The 633rd Civil Engineer Squadron began construction to install new drainage systems to more efficiently rid the airfield of water at Joint Base Langley-Eustis, Virginia, March 2019.

The Clear Zone Drainage Project is a collaborative effort involving multiple JBLE squadrons that aims to sustain and modernize JBLE while continuing to protect the local wildlife. 

The new drainage system is a mostly stand-alone design that will span the entire airfield with certain elements working in conjunction with the existing system.  

“While the old system does work, it can take up to several days for water to drain and some water can remain stagnant for up to a week,” said Kevin Rasmussen, 633rd Civil Engineer Squadron project manager. “The new design will drain 10.5 million gallons of water in six hours whereas the existing system can take up to six days or longer for the same amount of water.”

Rasmussen explained that while JBLE may receive approximately the same amount of rain each year, a new contoured surface paired with strategically placed inlets will allow water to quickly drain into the pipes which will act as holding tank until the tide recedes, enabling the pipes to clear out.

“Think of it as a shock absorber; it sucks in the water rapidly over six hours and uses the natural tide roll out to clear the pipes since we don’t have a natural grade or steepness to utilize for water movement,” Rasmussen continued. 

While JBLE’s warfighting mission remains a project priority, coordinators took extensive consideration to safeguard the affected local wildlife. Project planners consulted with the U.S. Fish and Wildlife Service, the National Oceanic and Atmospheric Administration and the Virginia Department of Game and Inland Fisheries to ensure the project’s construction would not have a negative impact on local fish and wildlife. 

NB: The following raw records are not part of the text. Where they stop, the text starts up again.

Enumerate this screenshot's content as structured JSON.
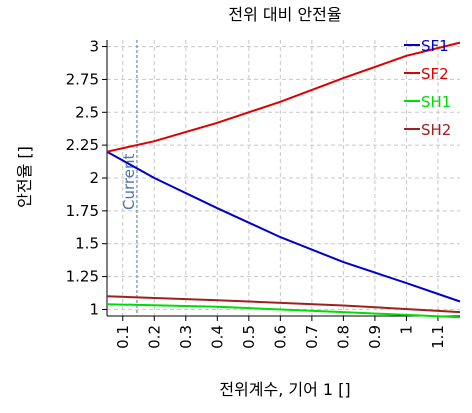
{
  "chart_data": {
    "type": "line",
    "title": "전위 대비 안전율",
    "xlabel": "전위계수, 기어 1 []",
    "ylabel": "안전율 []",
    "xlim": [
      0.05,
      1.17
    ],
    "ylim": [
      0.95,
      3.05
    ],
    "x_ticks": [
      0.1,
      0.2,
      0.3,
      0.4,
      0.5,
      0.6,
      0.7,
      0.8,
      0.9,
      1.0,
      1.1
    ],
    "x_tick_labels": [
      "0.1",
      "0.2",
      "0.3",
      "0.4",
      "0.5",
      "0.6",
      "0.7",
      "0.8",
      "0.9",
      "1",
      "1.1"
    ],
    "y_ticks": [
      1,
      1.25,
      1.5,
      1.75,
      2,
      2.25,
      2.5,
      2.75,
      3
    ],
    "y_tick_labels": [
      "1",
      "1.25",
      "1.5",
      "1.75",
      "2",
      "2.25",
      "2.5",
      "2.75",
      "3"
    ],
    "grid": true,
    "legend_position": "top-right",
    "current": {
      "x": 0.145,
      "label": "Current",
      "color": "#4a78a8"
    },
    "series": [
      {
        "name": "SF1",
        "color": "#0000cc",
        "x": [
          0.05,
          0.2,
          0.4,
          0.6,
          0.8,
          1.0,
          1.17
        ],
        "values": [
          2.2,
          2.0,
          1.77,
          1.55,
          1.36,
          1.2,
          1.06
        ]
      },
      {
        "name": "SF2",
        "color": "#dd0000",
        "x": [
          0.05,
          0.2,
          0.4,
          0.6,
          0.8,
          1.0,
          1.17
        ],
        "values": [
          2.2,
          2.28,
          2.42,
          2.58,
          2.76,
          2.93,
          3.03
        ]
      },
      {
        "name": "SH1",
        "color": "#00dd00",
        "x": [
          0.05,
          0.4,
          0.8,
          1.17
        ],
        "values": [
          1.04,
          1.02,
          0.98,
          0.94
        ]
      },
      {
        "name": "SH2",
        "color": "#a02020",
        "x": [
          0.05,
          0.4,
          0.8,
          1.17
        ],
        "values": [
          1.1,
          1.07,
          1.03,
          0.98
        ]
      }
    ]
  }
}
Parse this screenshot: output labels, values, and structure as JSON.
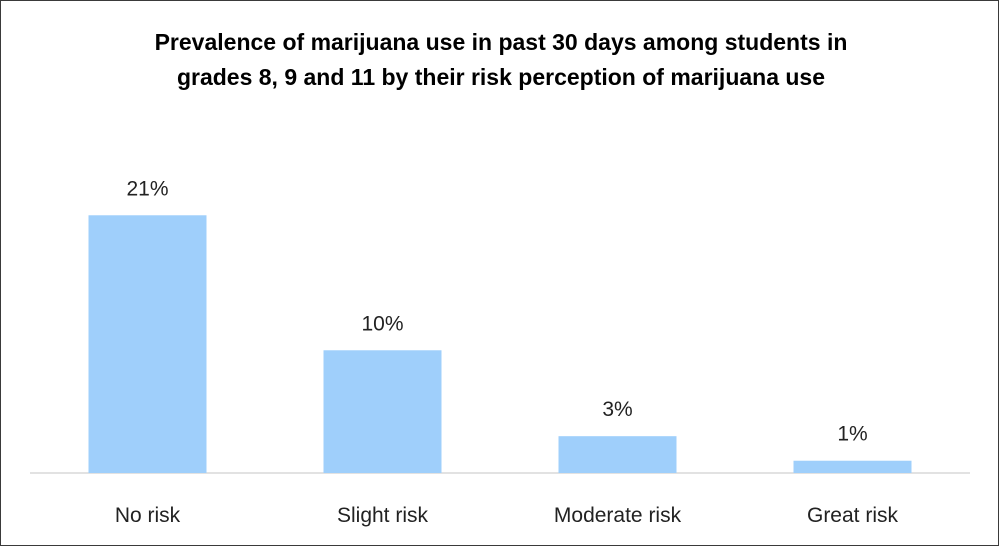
{
  "chart_data": {
    "type": "bar",
    "title": "Prevalence of marijuana use in past 30 days among students in grades 8, 9 and 11 by their risk perception of marijuana use",
    "categories": [
      "No risk",
      "Slight risk",
      "Moderate risk",
      "Great risk"
    ],
    "values": [
      21,
      10,
      3,
      1
    ],
    "data_labels": [
      "21%",
      "10%",
      "3%",
      "1%"
    ],
    "ylim": [
      0,
      22
    ],
    "grid": false,
    "legend": "none",
    "bar_color": "#9fcffb",
    "axis_color": "#d9d9d9"
  }
}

“The location of Langley [Air Force Base] airfield is adjacent to the Back River, the Chesapeake Bay and within the Atlantic Flyaway, which makes the area desirable for birds,” said Alicia Garcia, 633rd CES natural resources program manager. “By removing that habitat we make the airfield less attractive to wildlife so they will not perceive the airfield as a safe location.”

Garcia explained that the wetlands on the airfield are a hotbed for birds to nest which poses hazards for both aircraft operations and wildlife. Birds attempting to forage are in the direct path of aircraft, causing collisions between the two and resulting in wildlife fatalities, major damage to aircraft and an increased potential for aircraft crashes. 

According to James Carr, U.S. Department of Agriculture certified airport wildlife biologist and project consultant, LAFB has reported more than 600 bird strikes to aircraft costing more than $6.5 million in damages since 1985 and 134 bird strikes resulting in more than $4.2 million in damages in the last five years. 

“Overall, military bases throughout our nation serve as major holdouts for many declining, rare and endangered species because the Department of Defense owns so much land and manages it well,” Garcia said. “JBLE is no different. We do seek to be good stewards of the environment and take all the reasonable steps we can while also supporting the mission.”

The Clear Zone Drainage Project coordinators plan to execute the project in four separate quadrants so as to have the lowest possible impact to JBLE members. The project is scheduled to be completed in November 2019.